Der Geist des Koalitionsvertrags – endlich umgesetzt
Schon im Koalitionsvertrag von CDU und SPD auf Bundesebene hieß es vollmundig, man wolle die Kapitalbasis für Startups stärken, institutionelle Investoren für Wagniskapital mobilisieren, die Rahmenbedingungen modernisieren. Passiert ist bisher: wenig. Viel Gespräch, viele Absichtserklärungen – aber keine mutige Tat.
Bayern hat nun gezeigt, wie es geht. Und zwar nicht nur mit Förderprogrammen oder Start-up-Zentren, sondern mit einer echten systemischen Änderung: Die Stiftung als Kapitalquelle für Innovation. Wer mit US-Venture-Capital-Fonds oder skandinavischen Pensionsfonds gesprochen hat, weiß, wie wichtig es ist, langfristiges, geduldiges Kapital für Tech und DeepTech bereitzustellen. Genau das war in Deutschland bisher blockiert – durch veraltete Anlagevorschriften, steuerliche Unsicherheit und Risikoaversion.
Kein Experiment – eine Notwendigkeit
Wichtig ist: Die Entscheidung ist kein waghalsiges Experiment, sondern entspricht gängiger Praxis in anderen Innovationsstandorten. Dass deutsche Stiftungen bisher gezwungen waren, ihr Vermögen größtenteils in festverzinsliche Papiere oder Immobilien zu stecken, ist volkswirtschaftlich fast schon fahrlässig – besonders in Zeiten von Inflation, Technologiewandel und geopolitischer Konkurrenz.
Wer heute mit jungen Gründern spricht, hört immer wieder das gleiche Problem: Kapital ist da – aber es findet den Weg nicht zu ihnen. Gerade in der Wachstumsphase fehlen den meisten Startups institutionelle Investoren, die mit Augenmaß und Weitblick agieren. Wenn Stiftungen nun über VC-Fonds investieren dürfen, eröffnet das nicht nur einen neuen Kapitalstrom – es schafft auch Vertrauen und Signalwirkung.
Bayern darf nicht das bessere Deutschland bleiben
Was jetzt nicht passieren darf: Dass Bayern zum Innovationseinzelfall wird und der Rest der Republik weiter zaudert. Die anderen Bundesländer müssen dringend nachziehen. Denn wenn nur ein Bundesland ernst macht mit zukunftsgerichteter Kapitalpolitik, dann wird Bayern zum besseren Deutschland – und das wäre gefährlich für den Zusammenhalt der Innovationslandschaft.

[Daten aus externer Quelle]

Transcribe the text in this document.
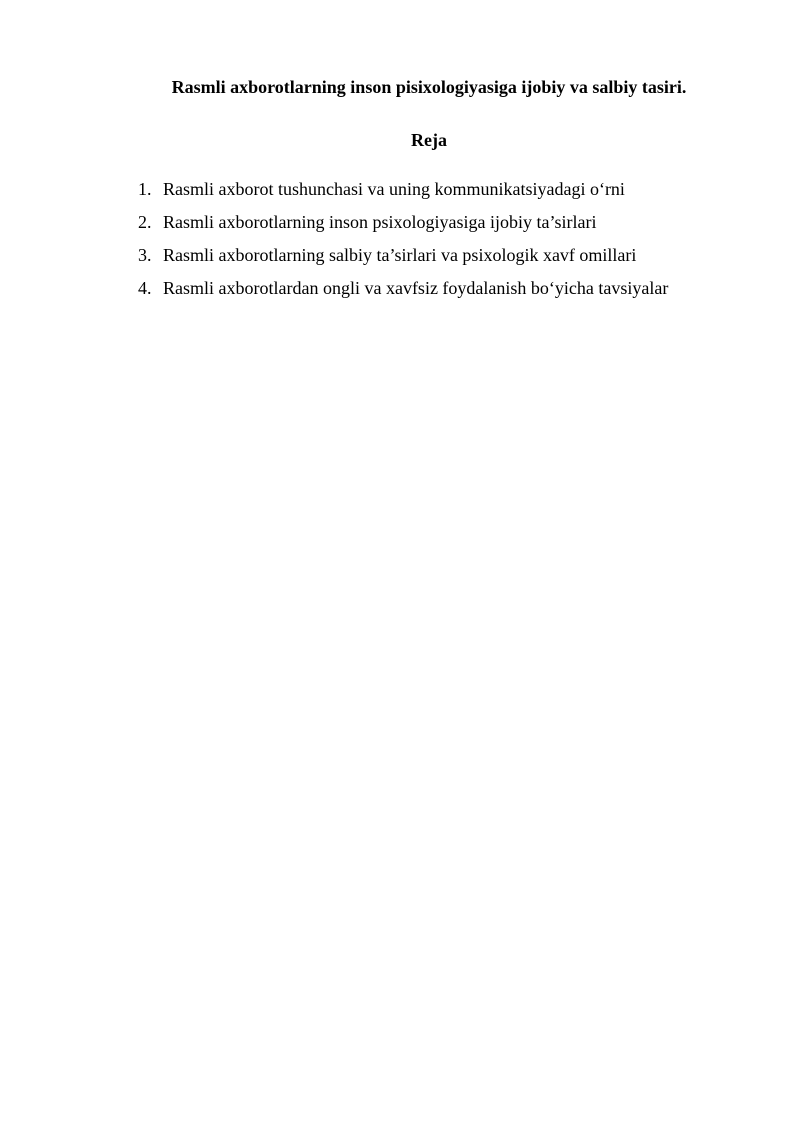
Rasmli axborotlarning inson pisixologiyasiga ijobiy va salbiy tasiri.
Reja
1. Rasmli axborot tushunchasi va uning kommunikatsiyadagi o‘rni
2. Rasmli axborotlarning inson psixologiyasiga ijobiy ta’sirlari
3. Rasmli axborotlarning salbiy ta’sirlari va psixologik xavf omillari
4. Rasmli axborotlardan ongli va xavfsiz foydalanish bo‘yicha tavsiyalar
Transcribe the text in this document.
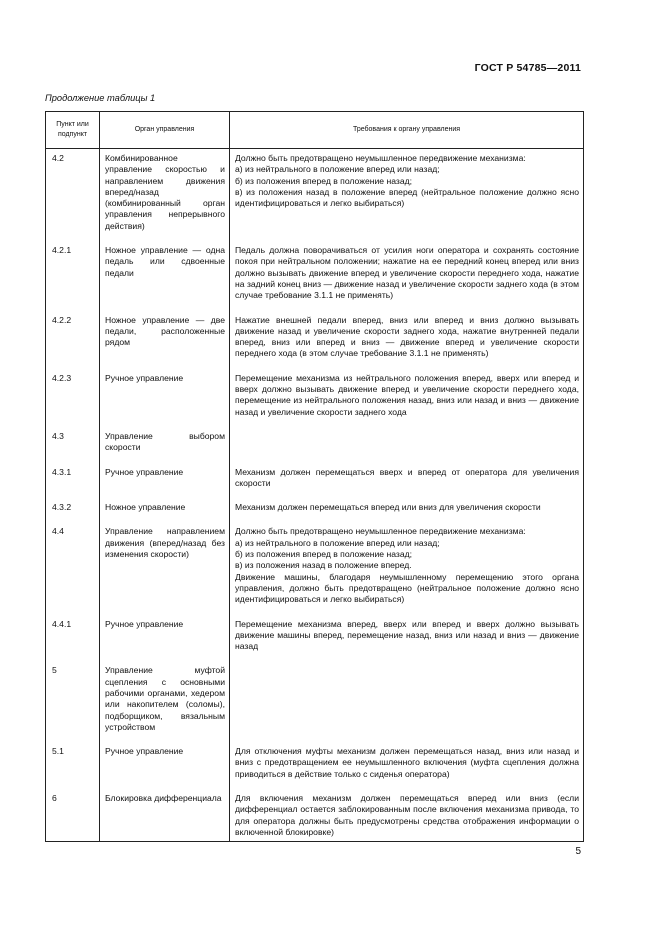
ГОСТ Р 54785—2011
Продолжение таблицы 1
Пункт или подпункт	Орган управления	Требования к органу управления
4.2	Комбинированное управление скоростью и направлением движения вперед/назад (комбинированный орган управления непрерывного действия)	Должно быть предотвращено неумышленное передвижение механизма:
а) из нейтрального в положение вперед или назад;
б) из положения вперед в положение назад;
в) из положения назад в положение вперед (нейтральное положение должно ясно идентифицироваться и легко выбираться)
4.2.1	Ножное управление — одна педаль или сдвоенные педали	Педаль должна поворачиваться от усилия ноги оператора и сохранять состояние покоя при нейтральном положении; нажатие на ее передний конец вперед или вниз должно вызывать движение вперед и увеличение скорости переднего хода, нажатие на задний конец вниз — движение назад и увеличение скорости заднего хода (в этом случае требование 3.1.1 не применять)
4.2.2	Ножное управление — две педали, расположенные рядом	Нажатие внешней педали вперед, вниз или вперед и вниз должно вызывать движение назад и увеличение скорости заднего хода, нажатие внутренней педали вперед, вниз или вперед и вниз — движение вперед и увеличение скорости переднего хода (в этом случае требование 3.1.1 не применять)
4.2.3	Ручное управление	Перемещение механизма из нейтрального положения вперед, вверх или вперед и вверх должно вызывать движение вперед и увеличение скорости переднего хода, перемещение из нейтрального положения назад, вниз или назад и вниз — движение назад и увеличение скорости заднего хода
4.3	Управление выбором скорости	
4.3.1	Ручное управление	Механизм должен перемещаться вверх и вперед от оператора для увеличения скорости
4.3.2	Ножное управление	Механизм должен перемещаться вперед или вниз для увеличения скорости
4.4	Управление направлением движения (вперед/назад без изменения скорости)	Должно быть предотвращено неумышленное передвижение механизма:
а) из нейтрального в положение вперед или назад;
б) из положения вперед в положение назад;
в) из положения назад в положение вперед.
Движение машины, благодаря неумышленному перемещению этого органа управления, должно быть предотвращено (нейтральное положение должно ясно идентифицироваться и легко выбираться)
4.4.1	Ручное управление	Перемещение механизма вперед, вверх или вперед и вверх должно вызывать движение машины вперед, перемещение назад, вниз или назад и вниз — движение назад
5	Управление муфтой сцепления с основными рабочими органами, хедером или накопителем (соломы), подборщиком, вязальным устройством	
5.1	Ручное управление	Для отключения муфты механизм должен перемещаться назад, вниз или назад и вниз с предотвращением ее неумышленного включения (муфта сцепления должна приводиться в действие только с сиденья оператора)
6	Блокировка дифференциала	Для включения механизм должен перемещаться вперед или вниз (если дифференциал остается заблокированным после включения механизма привода, то для оператора должны быть предусмотрены средства отображения информации о включенной блокировке)
5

Wir brauchen in allen Regionen die Möglichkeit, dass Kapital dorthin fließt, wo neue Technologien entstehen, Arbeitsplätze geschaffen werden und gesellschaftlicher Fortschritt möglich ist. Und wir brauchen ein gemeinsames Verständnis dafür, dass Risikokapital kein Feind der Stabilität ist – sondern ihre Voraussetzung im digitalen Zeitalter.

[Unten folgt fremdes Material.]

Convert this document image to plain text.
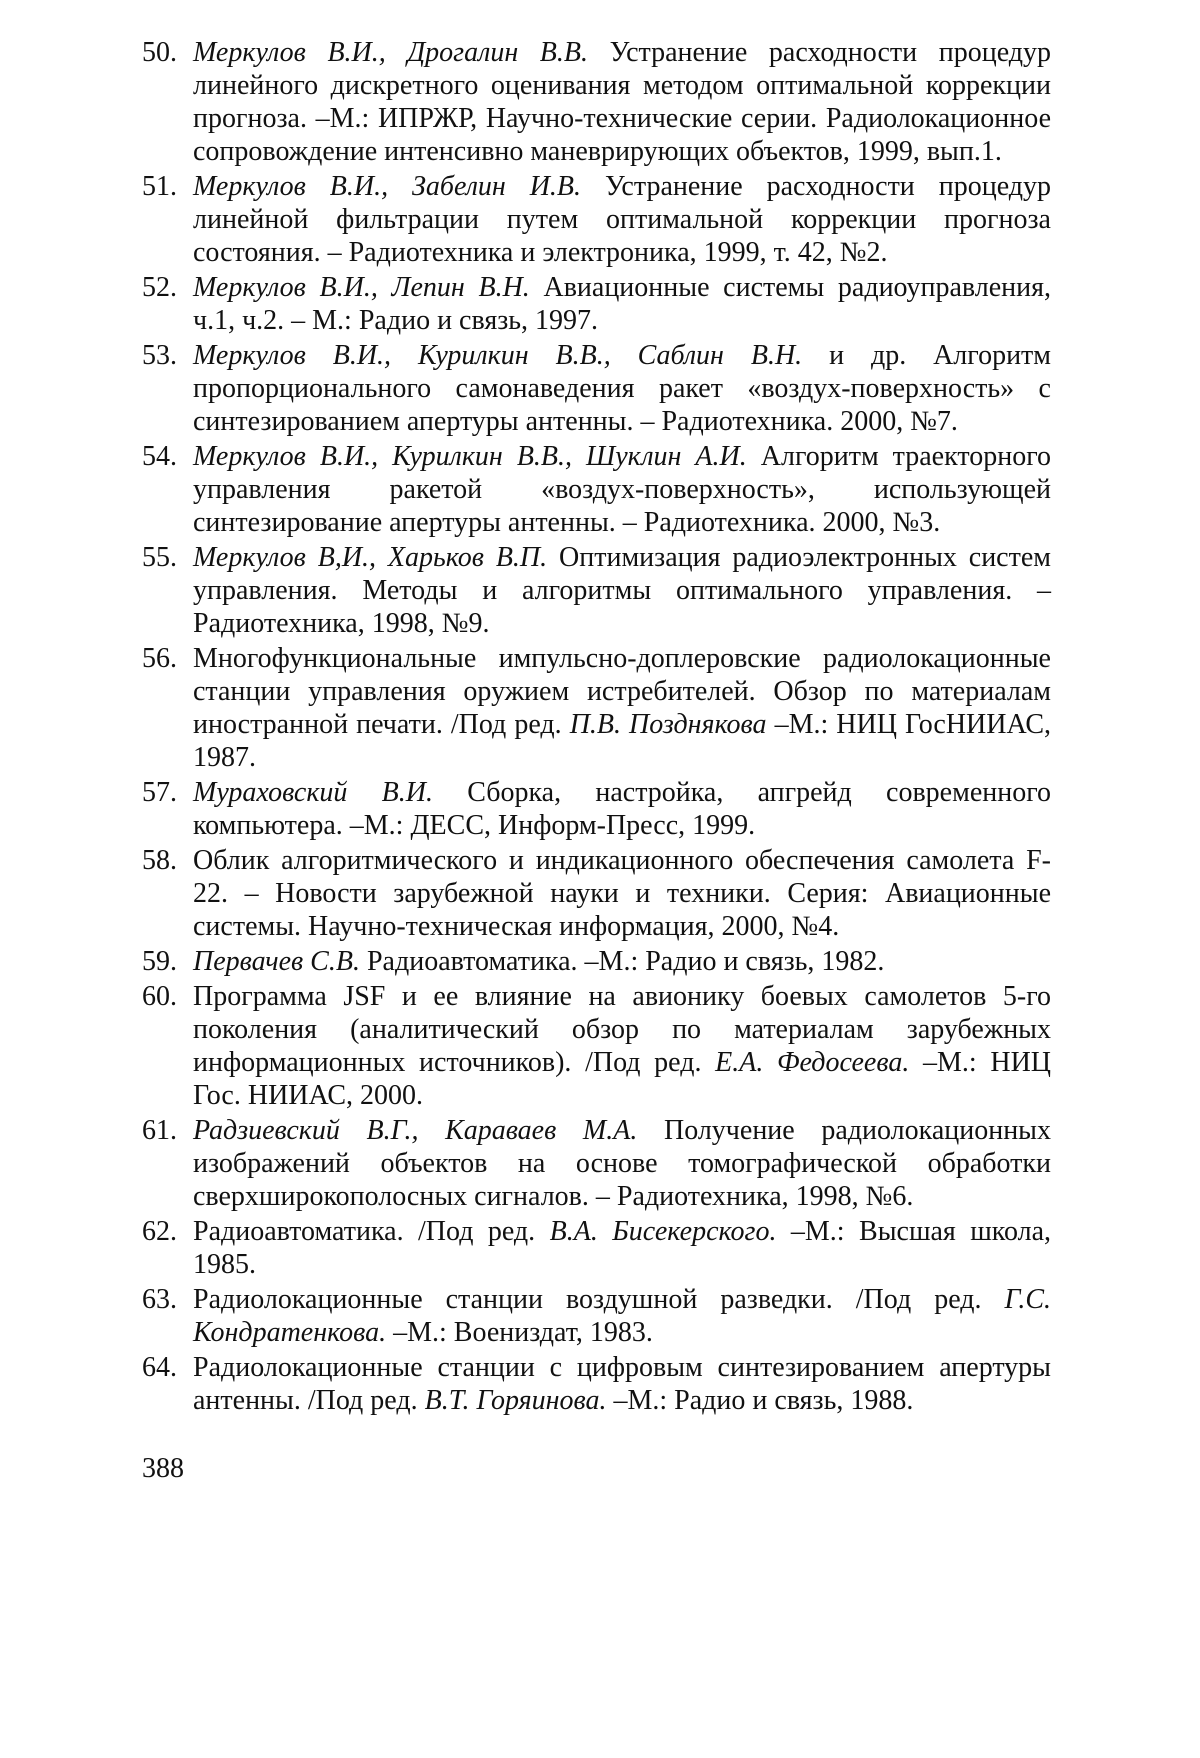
50. Меркулов В.И., Дрогалин В.В. Устранение расходности процедур линейного дискретного оценивания методом оптимальной коррекции прогноза. –М.: ИПРЖР, Научно-технические серии. Радиолокационное сопровождение интенсивно маневрирующих объектов, 1999, вып.1.
51. Меркулов В.И., Забелин И.В. Устранение расходности процедур линейной фильтрации путем оптимальной коррекции прогноза состояния. – Радиотехника и электроника, 1999, т. 42, №2.
52. Меркулов В.И., Лепин В.Н. Авиационные системы радиоуправления, ч.1, ч.2. – М.: Радио и связь, 1997.
53. Меркулов В.И., Курилкин В.В., Саблин В.Н. и др. Алгоритм пропорционального самонаведения ракет «воздух-поверхность» с синтезированием апертуры антенны. – Радиотехника. 2000, №7.
54. Меркулов В.И., Курилкин В.В., Шуклин А.И. Алгоритм траекторного управления ракетой «воздух-поверхность», использующей синтезирование апертуры антенны. – Радиотехника. 2000, №3.
55. Меркулов В,И., Харьков В.П. Оптимизация радиоэлектронных систем управления. Методы и алгоритмы оптимального управления. – Радиотехника, 1998, №9.
56. Многофункциональные импульсно-доплеровские радиолокационные станции управления оружием истребителей. Обзор по материалам иностранной печати. /Под ред. П.В. Позднякова –М.: НИЦ ГосНИИАС, 1987.
57. Мураховский В.И. Сборка, настройка, апгрейд современного компьютера. –М.: ДЕСС, Информ-Пресс, 1999.
58. Облик алгоритмического и индикационного обеспечения самолета F-22. – Новости зарубежной науки и техники. Серия: Авиационные системы. Научно-техническая информация, 2000, №4.
59. Первачев С.В. Радиоавтоматика. –М.: Радио и связь, 1982.
60. Программа JSF и ее влияние на авионику боевых самолетов 5-го поколения (аналитический обзор по материалам зарубежных информационных источников). /Под ред. Е.А. Федосеева. –М.: НИЦ Гос. НИИАС, 2000.
61. Радзиевский В.Г., Караваев М.А. Получение радиолокационных изображений объектов на основе томографической обработки сверхширокополосных сигналов. – Радиотехника, 1998, №6.
62. Радиоавтоматика. /Под ред. В.А. Бисекерского. –М.: Высшая школа, 1985.
63. Радиолокационные станции воздушной разведки. /Под ред. Г.С. Кондратенкова. –М.: Воениздат, 1983.
64. Радиолокационные станции с цифровым синтезированием апертуры антенны. /Под ред. В.Т. Горяинова. –М.: Радио и связь, 1988.
388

Der Schritt war klein, das Signal ist groß
Die Investitionsfreigabe für bayerische Stiftungen ist kein Gamechanger im engeren Sinn – sie wird nicht über Nacht Milliarden freisetzen. Aber sie ist ein dringend nötiger Paradigmenwechsel. Sie zeigt: Der Staat kann handeln, wenn er will. Und er muss es auch, wenn wir den Anschluss an die USA oder China nicht vollends verlieren wollen.